I shook my head. It felt like I had water in my ears. “You only have a few minutes, and you start with that?”
 

“Same ol’ Texi. Never gives anyone a break, huh? What I’m trying to say is that whether or not Gaians believe your creation was justly done, you exist despite all odds. Despite the fact that people have tried to kill you your entire life, and despite the fact that you had a seventy-five percent chance of dying from the mutation, here you are. Whether people want you to exist or not, you do. If the Multiverse had wanted you dead, you would never have beat the odds.” Lindsay began to peel off the gloves that were still on her hands. She pulled at them finger by finger until her slender hands were free.
 

“And what about you? Do you believe I should exist?” There was an answer to that question that would cost me a great deal of pain, but I needed to know if she meant me harm.

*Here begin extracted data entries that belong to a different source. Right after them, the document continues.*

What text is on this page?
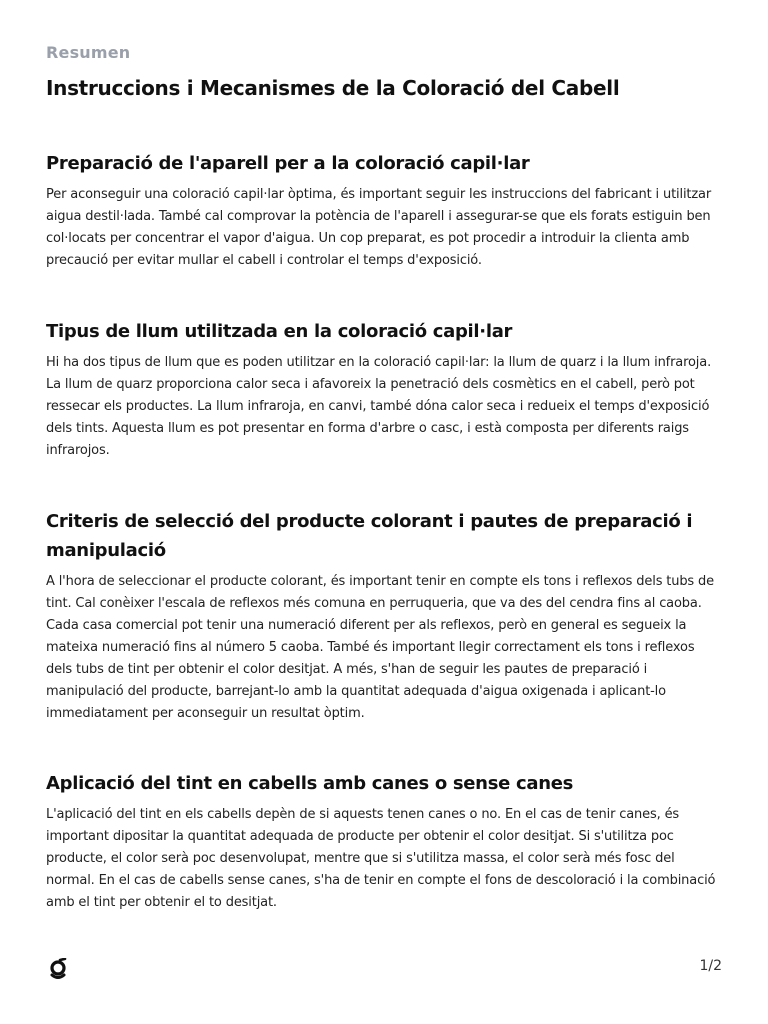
Resumen
Instruccions i Mecanismes de la Coloració del Cabell
Preparació de l'aparell per a la coloració capil·lar

Per aconseguir una coloració capil·lar òptima, és important seguir les instruccions del fabricant i utilitzar aigua destil·lada. També cal comprovar la potència de l'aparell i assegurar-se que els forats estiguin ben col·locats per concentrar el vapor d'aigua. Un cop preparat, es pot procedir a introduir la clienta amb precaució per evitar mullar el cabell i controlar el temps d'exposició.

Tipus de llum utilitzada en la coloració capil·lar

Hi ha dos tipus de llum que es poden utilitzar en la coloració capil·lar: la llum de quarz i la llum infraroja. La llum de quarz proporciona calor seca i afavoreix la penetració dels cosmètics en el cabell, però pot ressecar els productes. La llum infraroja, en canvi, també dóna calor seca i redueix el temps d'exposició dels tints. Aquesta llum es pot presentar en forma d'arbre o casc, i està composta per diferents raigs infrarojos.

Criteris de selecció del producte colorant i pautes de preparació i manipulació

A l'hora de seleccionar el producte colorant, és important tenir en compte els tons i reflexos dels tubs de tint. Cal conèixer l'escala de reflexos més comuna en perruqueria, que va des del cendra fins al caoba. Cada casa comercial pot tenir una numeració diferent per als reflexos, però en general es segueix la mateixa numeració fins al número 5 caoba. També és important llegir correctament els tons i reflexos dels tubs de tint per obtenir el color desitjat. A més, s'han de seguir les pautes de preparació i manipulació del producte, barrejant-lo amb la quantitat adequada d'aigua oxigenada i aplicant-lo immediatament per aconseguir un resultat òptim.

Aplicació del tint en cabells amb canes o sense canes

L'aplicació del tint en els cabells depèn de si aquests tenen canes o no. En el cas de tenir canes, és important dipositar la quantitat adequada de producte per obtenir el color desitjat. Si s'utilitza poc producte, el color serà poc desenvolupat, mentre que si s'utilitza massa, el color serà més fosc del normal. En el cas de cabells sense canes, s'ha de tenir en compte el fons de descoloració i la combinació amb el tint per obtenir el to desitjat.

1/2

“Of course. What the others fail to consider is that perhaps you are simply the next step in human evolution. They call you a mutated hybrid, but all that means is that you are two separate things that came together to create one. If that’s the definition we go by, then we are all hybrids that have become one from two. That’s how reproduction works, after all. Traits are passed down generationally from two people to make one, and here we are from ape to man.”
 

I shook my head. “Easy for you to say. You’re not a mutant freak.”
 

Lindsay laughed. “You know, you really need to stop seeing yourself so negatively. Try on a different title for size.”
 

“Like what?” I asked.
 

“Remember, all this got started because some of us were genetically altered. Different isn’t bad, Texi. It just forces you to be brave while others cower and fearless while others quiver. The original Explorers? Their existence caused a lot of debate in the beginning, much like yours is causing now. They were Intrepid, and in my mind, I’ve always seen you as such. Stop calling yourself a hybrid-freakazoid-mutant-weirdo, and remember that you are meant to be Intrepid.”